Scintillating peewee playoffs
By BRET HART
-- For SLAM! Wrestling
When I was growing up, I really, really wanted to be a hockey player but, in a family of 12 kids, it would have been too difficult for my parents to manage it.
Wrestling shoes or sneakers were much more practical than hockey skates.
One of the highlights and a distinct turning point in my life came when I competed in the city high school wrestling championships at age 16.
My brother Dean had been city champion two years before and my father was so very proud of him. I wished he could be proud of me for something, too, and it inspired me to train for months and cut weight to wrestle in a lower weight class.
I was only 145 lb. in Grade 11 at Ernest Manning and there were more than 30 competitors in that weight class.
For weeks, I focused and prepared and, when my brother Keith came to pick me up, just as the tournament was wrapping up, they were presenting me with my first real accomplishment, the gold medal.
Times have changed.
My son Blade, 12, loves hockey. And I love watching him play.
He's a goalie for the Springbank Ice Demons, a peewee team.
Over the past week, they've competed, like countless other kids throughout the city, in the playoffs. It seemed like every game I watched, the kids played harder and the scores got closer.
In Springbank's first playoff game, they won in overtime and Blade got his first shutout. The second playoff game was another overtime nailbiter, with Blade stopping a penalty shot in OT -- and Springbank again prevailed.
The third game was 1-0, a shutout again!
A showdown was building with the Crowfoot Mustangs, a team Blade used to play for and where many of his old friends and teammates still play.
Last Saturday, in a game that left parents of kids on both teams oohing and ahhing like it was the NHL, the Mustangs managed to send a floater just off Blade's glove for a 2-1 win. In peewee playoffs, it takes two losses to get eliminated, so by winning their game on Sunday, Springbank found themselves in a rematch with Crowfoot on Monday.
Springbank's star forward, Neil Maitland, led the charge in a glorious 4-1 victory, handing Crowfoot its first loss, which put both teams in the city championships for a third and final rematch.

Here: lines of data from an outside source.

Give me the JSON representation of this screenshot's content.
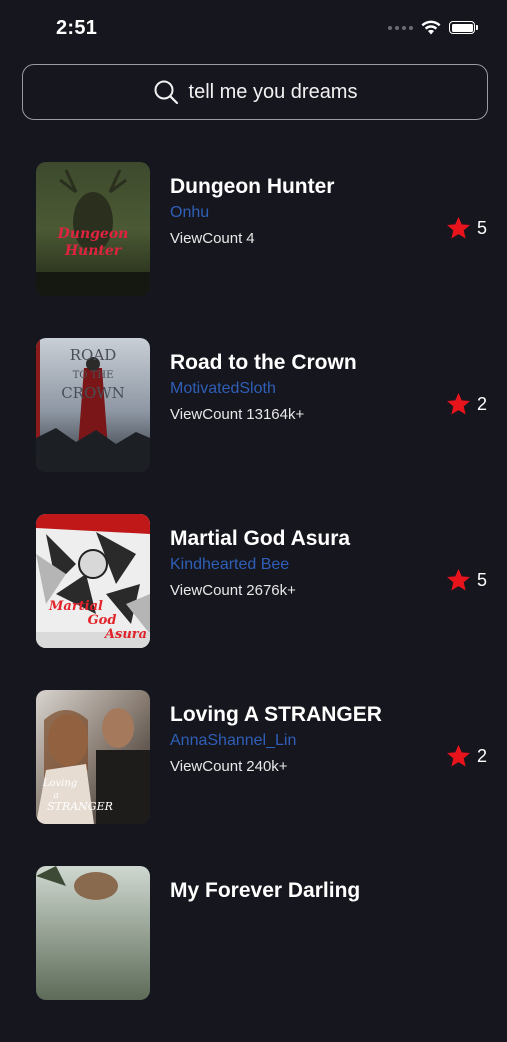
{
  "status_bar": {
    "time": "2:51"
  },
  "search": {
    "text": "tell me you dreams",
    "icon": "search-icon"
  },
  "colors": {
    "background": "#16161e",
    "author": "#2f5fb8",
    "star": "#e8141c"
  },
  "books": [
    {
      "title": "Dungeon Hunter",
      "author": "Onhu",
      "view_label": "ViewCount",
      "view_count": "4",
      "rating": "5",
      "cover_text": [
        "Dungeon",
        "Hunter"
      ]
    },
    {
      "title": "Road to the Crown",
      "author": "MotivatedSloth",
      "view_label": "ViewCount",
      "view_count": "13164k+",
      "rating": "2",
      "cover_text": [
        "ROAD",
        "TO THE",
        "CROWN"
      ]
    },
    {
      "title": "Martial God Asura",
      "author": "Kindhearted Bee",
      "view_label": "ViewCount",
      "view_count": "2676k+",
      "rating": "5",
      "cover_text": [
        "Martial",
        "God",
        "Asura"
      ]
    },
    {
      "title": "Loving A STRANGER",
      "author": "AnnaShannel_Lin",
      "view_label": "ViewCount",
      "view_count": "240k+",
      "rating": "2",
      "cover_text": [
        "Loving",
        "a",
        "STRANGER"
      ]
    },
    {
      "title": "My Forever Darling"
    }
  ]
}
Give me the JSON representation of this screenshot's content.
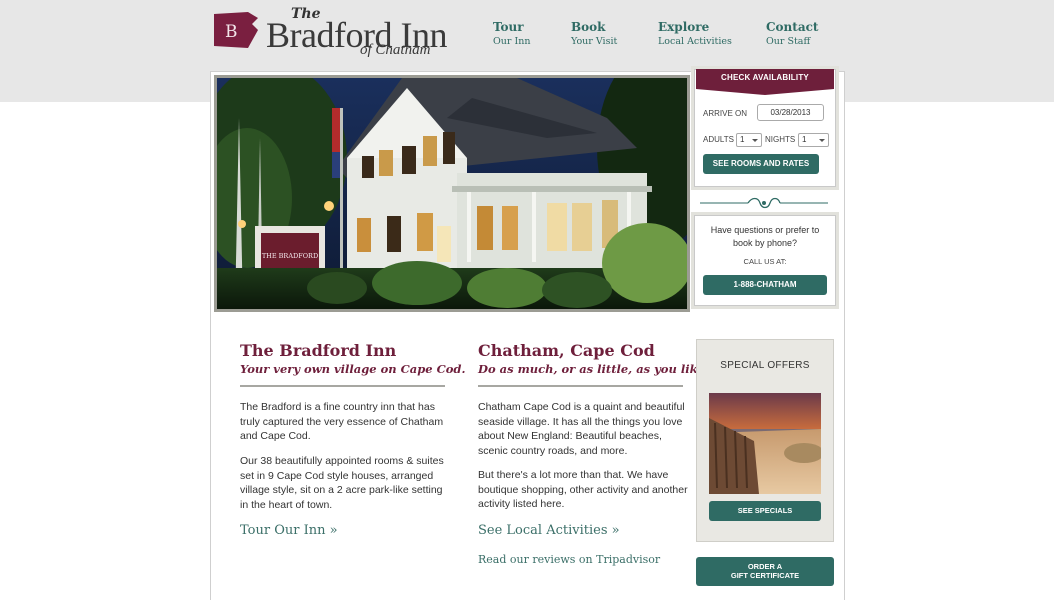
{
  "logo": {
    "initial": "B",
    "the": "The",
    "name": "Bradford Inn",
    "sub": "of Chatham"
  },
  "nav": [
    {
      "title": "Tour",
      "sub": "Our Inn"
    },
    {
      "title": "Book",
      "sub": "Your Visit"
    },
    {
      "title": "Explore",
      "sub": "Local Activities"
    },
    {
      "title": "Contact",
      "sub": "Our Staff"
    }
  ],
  "hero": {
    "sign_text": "THE BRADFORD"
  },
  "availability": {
    "ribbon": "CHECK AVAILABILITY",
    "arrive_label": "ARRIVE ON",
    "arrive_value": "03/28/2013",
    "adults_label": "ADULTS",
    "adults_value": "1",
    "nights_label": "NIGHTS",
    "nights_value": "1",
    "button": "SEE ROOMS AND RATES"
  },
  "phone": {
    "question": "Have questions or prefer to book by phone?",
    "call_label": "CALL US AT:",
    "number": "1-888-CHATHAM"
  },
  "col1": {
    "title": "The Bradford Inn",
    "tagline": "Your very own village on Cape Cod.",
    "p1": "The Bradford is a fine country inn that has truly captured the very essence of Chatham and Cape Cod.",
    "p2": "Our 38 beautifully appointed rooms & suites set in 9 Cape Cod style houses, arranged village style, sit on a 2 acre park-like setting in the heart of town.",
    "link": "Tour Our Inn »"
  },
  "col2": {
    "title": "Chatham, Cape Cod",
    "tagline": "Do as much, or as little, as you like.",
    "p1": "Chatham Cape Cod is a quaint and beautiful seaside village. It has all the things you love about New England: Beautiful beaches, scenic country roads, and more.",
    "p2": "But there's a lot more than that. We have boutique shopping, other activity and another activity listed here.",
    "link": "See Local Activities »",
    "reviews": "Read our reviews on Tripadvisor"
  },
  "specials": {
    "title": "SPECIAL OFFERS",
    "button": "SEE SPECIALS"
  },
  "gift": {
    "line1": "ORDER A",
    "line2": "GIFT CERTIFICATE"
  },
  "colors": {
    "brand_maroon": "#6e1f3b",
    "accent_teal": "#2f6b64",
    "band_gray": "#e7e7e7"
  }
}
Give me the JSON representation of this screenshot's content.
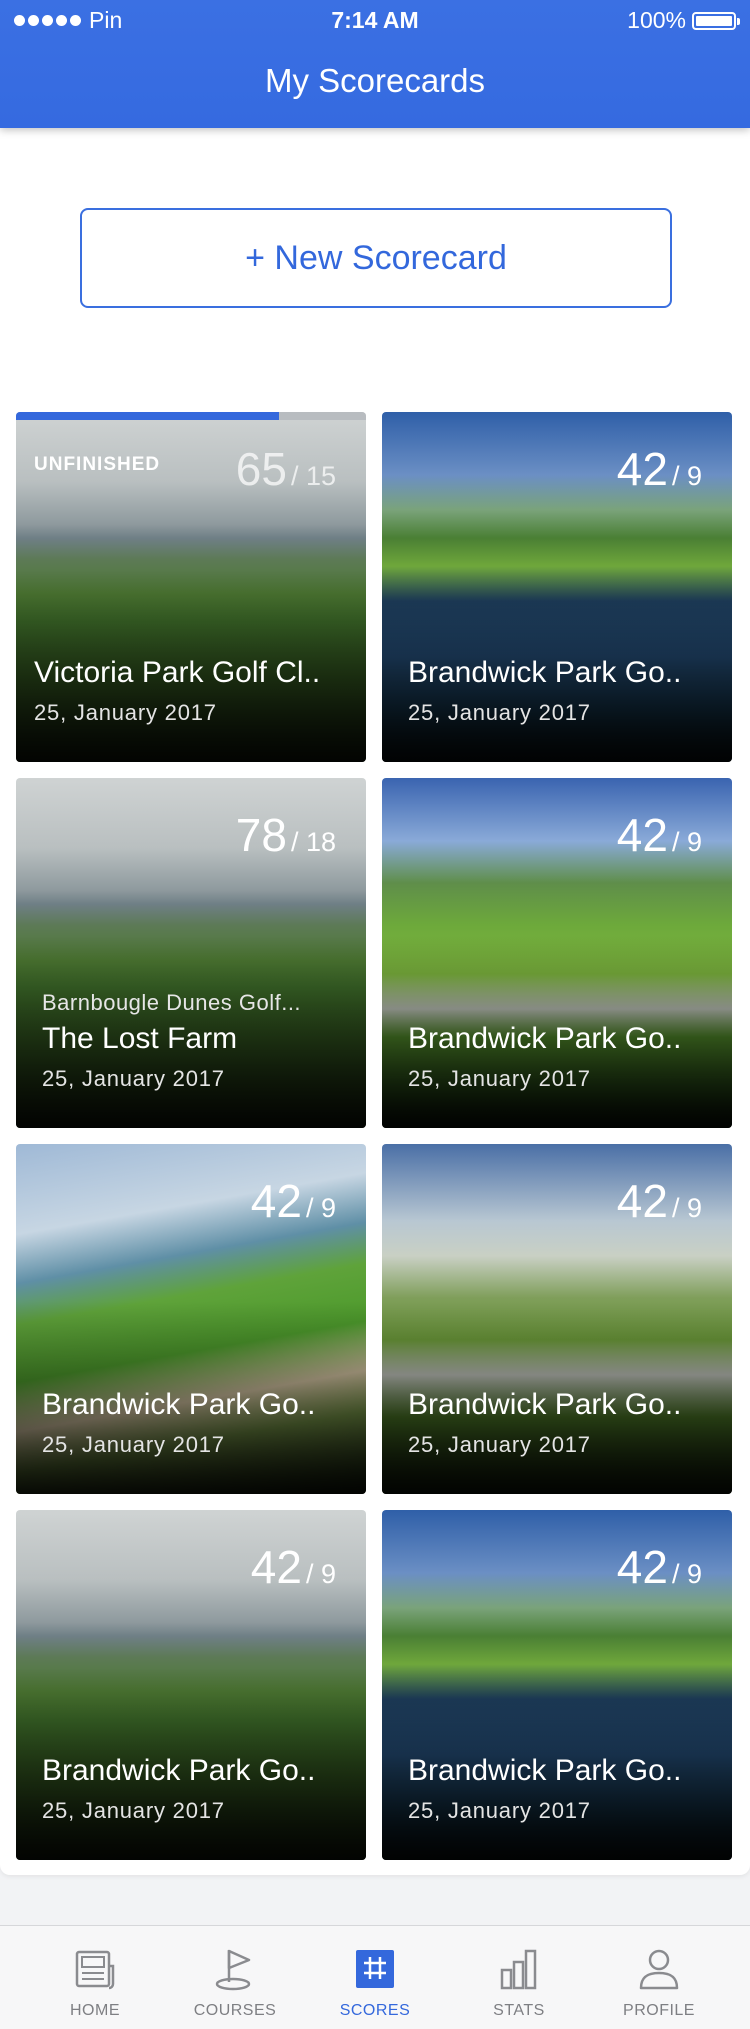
{
  "status_bar": {
    "carrier": "Pin",
    "time": "7:14 AM",
    "battery": "100%"
  },
  "header": {
    "title": "My Scorecards"
  },
  "new_button": {
    "label": "+ New Scorecard"
  },
  "cards": [
    {
      "badge": "UNFINISHED",
      "progress": 0.75,
      "score": "65",
      "par": "/ 15",
      "name": "Victoria Park Golf Cl..",
      "date": "25, January 2017"
    },
    {
      "score": "42",
      "par": "/ 9",
      "name": "Brandwick Park Go..",
      "date": "25, January 2017"
    },
    {
      "score": "78",
      "par": "/ 18",
      "subtitle": "Barnbougle Dunes Golf...",
      "name": "The Lost Farm",
      "date": "25, January 2017"
    },
    {
      "score": "42",
      "par": "/ 9",
      "name": "Brandwick Park Go..",
      "date": "25, January 2017"
    },
    {
      "score": "42",
      "par": "/ 9",
      "name": "Brandwick Park Go..",
      "date": "25, January 2017"
    },
    {
      "score": "42",
      "par": "/ 9",
      "name": "Brandwick Park Go..",
      "date": "25, January 2017"
    },
    {
      "score": "42",
      "par": "/ 9",
      "name": "Brandwick Park Go..",
      "date": "25, January 2017"
    },
    {
      "score": "42",
      "par": "/ 9",
      "name": "Brandwick Park Go..",
      "date": "25, January 2017"
    }
  ],
  "tabs": [
    {
      "label": "HOME",
      "icon": "home-icon"
    },
    {
      "label": "COURSES",
      "icon": "flag-icon"
    },
    {
      "label": "SCORES",
      "icon": "scorecard-icon",
      "active": true
    },
    {
      "label": "STATS",
      "icon": "bar-chart-icon"
    },
    {
      "label": "PROFILE",
      "icon": "person-icon"
    }
  ],
  "colors": {
    "primary": "#3468dc",
    "tab_inactive": "#7e7f83"
  }
}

The stands were packed Wednesday night at the Rose Kahn Arena.
I don't mind telling you, the goaltending on both sides was spectacular and it was at that moment I realized all the practices and hard work had come down to a precious few minutes that had everyone standing and cheering.
With 8:06 left in the third, Crowfoot's Corey Boulet scored by roofing a beautiful shot over Blade's left shoulder -- as my heart sank.
I watched my son skate confidently back and forth between the posts and I was impressed he didn't seem rattled.
Springbank coach Dale Brummitt called for his team to dig a little deeper and Reese Brummitt managed a screen shot that went through all kinds of legs to tie the game.
With about two minutes remaining, Orr Pomminville lobbed a high floater that dropped at the last second perfectly into the top left corner to give Springbank the lead.
For the next three minutes I chewed my knuckles. Ten ... nine .... eight ... Blade stood rock-solid and Springbank shut them down.
As they lined up at centrr ice shaking hands, I was impressed with the exemplary sportsmanship on both sides.
Not one parent left disappointed, especially me. You see, with Blade being the first Hart kid to ever win a gold medal in hockey, at long last the Hart family chain to wrestling has been broken.
It's a wonderful feeling to see my son fulfil one of my dreams -- and his -- at the same time.
After the game, Blade and I visited with my dad and, as I had done so many years before, Blade opened his hand and held his medal out to Stu. It was even more special for me this time.
I'd like to take this moment to acknowledge all the often unseen people throughout Calgary that give up so much of their time to make dreams come true -- the coaches, referees, Zamboni drivers and the staff that runs all the arenas -- for another great season and for passing Canada's national pastime down to the next generation.